Time: 14:30 on November 2, 2020
Venue: Room 0411, Teaching Building 0#, Jiuli Campus
Event Details:
Lecturer: Assistant Professor Zhang, Yu from Southwestern University of Finance and Economics
About the Lecturer:
Zhang, Yu is currently an associate professor and doctoral supervisor of Southwestern University of Finance and Economics. He is also the doctor of Northeastern University, the Ph.D. jointly cultivated by National University of Singapore. He was invited to visit the National University of Singapore as a researcher many times. He mainly engages in Robust Optimization and its application research in Logistics, Supply Chain, Transportation, and Medical Operation Management. He Presides over one project of the National Natural Science Foundation of China and participates in many other projects. As the first author, he has published many academic papers in Operations Research, Mathematical Programming, European Journal of Operational Research, Omega and other journals. He won the "Excellent Doctoral Dissertation" Award from the Society of Management Science and Engineering (10 nationally) in 2019.
About the Lecture:
For the vehicle routing problem with time windows, the lecturer considers the uncertain travel time, generates its empirical distribution through historical data, assumes that the real but unobservable distribution which is in a Wasserstein sphere with the empirical distribution as the center of the sphere, and plans the worst distribution of the robust vehicle routing scheme, in order to avoid the risk of late arrival as much as possible under the premise of a given cost budget. In this regard, the lecturer proposes a decision criterion called the Service Satisfaction Risk Index, which can simultaneously consider the probability of being late and the duration, characterize the risk and ambiguity of travel time, and can be evaluated analytically.

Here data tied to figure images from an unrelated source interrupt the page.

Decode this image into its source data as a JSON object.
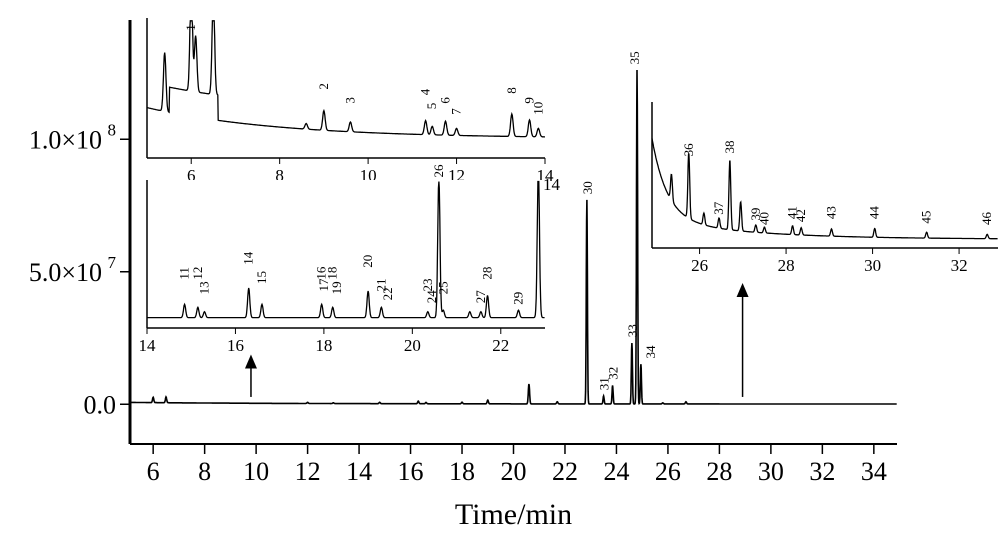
{
  "chart_data": [
    {
      "panel": "main",
      "type": "line",
      "xlabel": "Time/min",
      "ylabel": "",
      "xlim": [
        5.1,
        34.9
      ],
      "ylim": [
        -15000000.0,
        145000000.0
      ],
      "x_ticks": [
        6,
        8,
        10,
        12,
        14,
        16,
        18,
        20,
        22,
        24,
        26,
        28,
        30,
        32,
        34
      ],
      "x_tick_labels": [
        "6",
        "8",
        "10",
        "12",
        "14",
        "16",
        "18",
        "20",
        "22",
        "24",
        "26",
        "28",
        "30",
        "32",
        "34"
      ],
      "y_ticks": [
        0,
        50000000,
        100000000
      ],
      "y_tick_labels": [
        "0.0",
        "5.0×10",
        "1.0×10"
      ],
      "y_tick_exponents": [
        "",
        "7",
        "8"
      ],
      "peaks": [
        {
          "label": "30",
          "x": 22.85,
          "y": 77000000
        },
        {
          "label": "31",
          "x": 23.5,
          "y": 3000000
        },
        {
          "label": "32",
          "x": 23.85,
          "y": 7000000
        },
        {
          "label": "33",
          "x": 24.6,
          "y": 23000000
        },
        {
          "label": "34",
          "x": 24.95,
          "y": 15000000
        },
        {
          "label": "35",
          "x": 24.8,
          "y": 126000000
        }
      ],
      "arrows": [
        {
          "x": 9.8,
          "from_y": 2000000,
          "to_y": 18000000
        },
        {
          "x": 28.9,
          "from_y": 2000000,
          "to_y": 45000000
        }
      ]
    },
    {
      "panel": "inset-top",
      "type": "line",
      "xlim": [
        5.0,
        14.0
      ],
      "x_ticks": [
        6,
        8,
        10,
        12,
        14
      ],
      "x_tick_labels": [
        "6",
        "8",
        "10",
        "12",
        "14"
      ],
      "peaks": [
        {
          "label": "1",
          "x": 6.0
        },
        {
          "label": "2",
          "x": 9.0
        },
        {
          "label": "3",
          "x": 9.6
        },
        {
          "label": "4",
          "x": 11.3
        },
        {
          "label": "5",
          "x": 11.45
        },
        {
          "label": "6",
          "x": 11.75
        },
        {
          "label": "7",
          "x": 12.0
        },
        {
          "label": "8",
          "x": 13.25
        },
        {
          "label": "9",
          "x": 13.65
        },
        {
          "label": "10",
          "x": 13.85
        }
      ]
    },
    {
      "panel": "inset-middle",
      "type": "line",
      "xlim": [
        14.0,
        23.0
      ],
      "x_ticks": [
        14,
        16,
        18,
        20,
        22
      ],
      "x_tick_labels": [
        "14",
        "16",
        "18",
        "20",
        "22"
      ],
      "peaks": [
        {
          "label": "11",
          "x": 14.85
        },
        {
          "label": "12",
          "x": 15.15
        },
        {
          "label": "13",
          "x": 15.3
        },
        {
          "label": "14",
          "x": 16.3
        },
        {
          "label": "15",
          "x": 16.6
        },
        {
          "label": "16",
          "x": 17.95
        },
        {
          "label": "17",
          "x": 18.0
        },
        {
          "label": "18",
          "x": 18.2
        },
        {
          "label": "19",
          "x": 18.3
        },
        {
          "label": "20",
          "x": 19.0
        },
        {
          "label": "21",
          "x": 19.3
        },
        {
          "label": "22",
          "x": 19.45
        },
        {
          "label": "23",
          "x": 20.35
        },
        {
          "label": "24",
          "x": 20.45
        },
        {
          "label": "25",
          "x": 20.7
        },
        {
          "label": "26",
          "x": 20.6
        },
        {
          "label": "27",
          "x": 21.55
        },
        {
          "label": "28",
          "x": 21.7
        },
        {
          "label": "29",
          "x": 22.4
        }
      ],
      "right_edge_label": "14"
    },
    {
      "panel": "inset-right",
      "type": "line",
      "xlim": [
        24.9,
        32.9
      ],
      "x_ticks": [
        26,
        28,
        30,
        32
      ],
      "x_tick_labels": [
        "26",
        "28",
        "30",
        "32"
      ],
      "peaks": [
        {
          "label": "36",
          "x": 25.75
        },
        {
          "label": "37",
          "x": 26.45
        },
        {
          "label": "38",
          "x": 26.7
        },
        {
          "label": "39",
          "x": 27.3
        },
        {
          "label": "40",
          "x": 27.5
        },
        {
          "label": "41",
          "x": 28.15
        },
        {
          "label": "42",
          "x": 28.35
        },
        {
          "label": "43",
          "x": 29.05
        },
        {
          "label": "44",
          "x": 30.05
        },
        {
          "label": "45",
          "x": 31.25
        },
        {
          "label": "46",
          "x": 32.65
        }
      ]
    }
  ]
}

In order to solve this problem, the lecturer proposes an accurate Branch & Cut Method, and a Variable Neighborhood Search Meta-heuristic Algorithm, and explores its acceleration calculation strategy. A large number of calculation experiments show that this method greatly improves the on-time arrival rate under the premise of slightly higher cost. In terms of solving efficiency, this method is superior to the traditional methods of minimizing the probability of late arrival and minimizing the length of late arrival.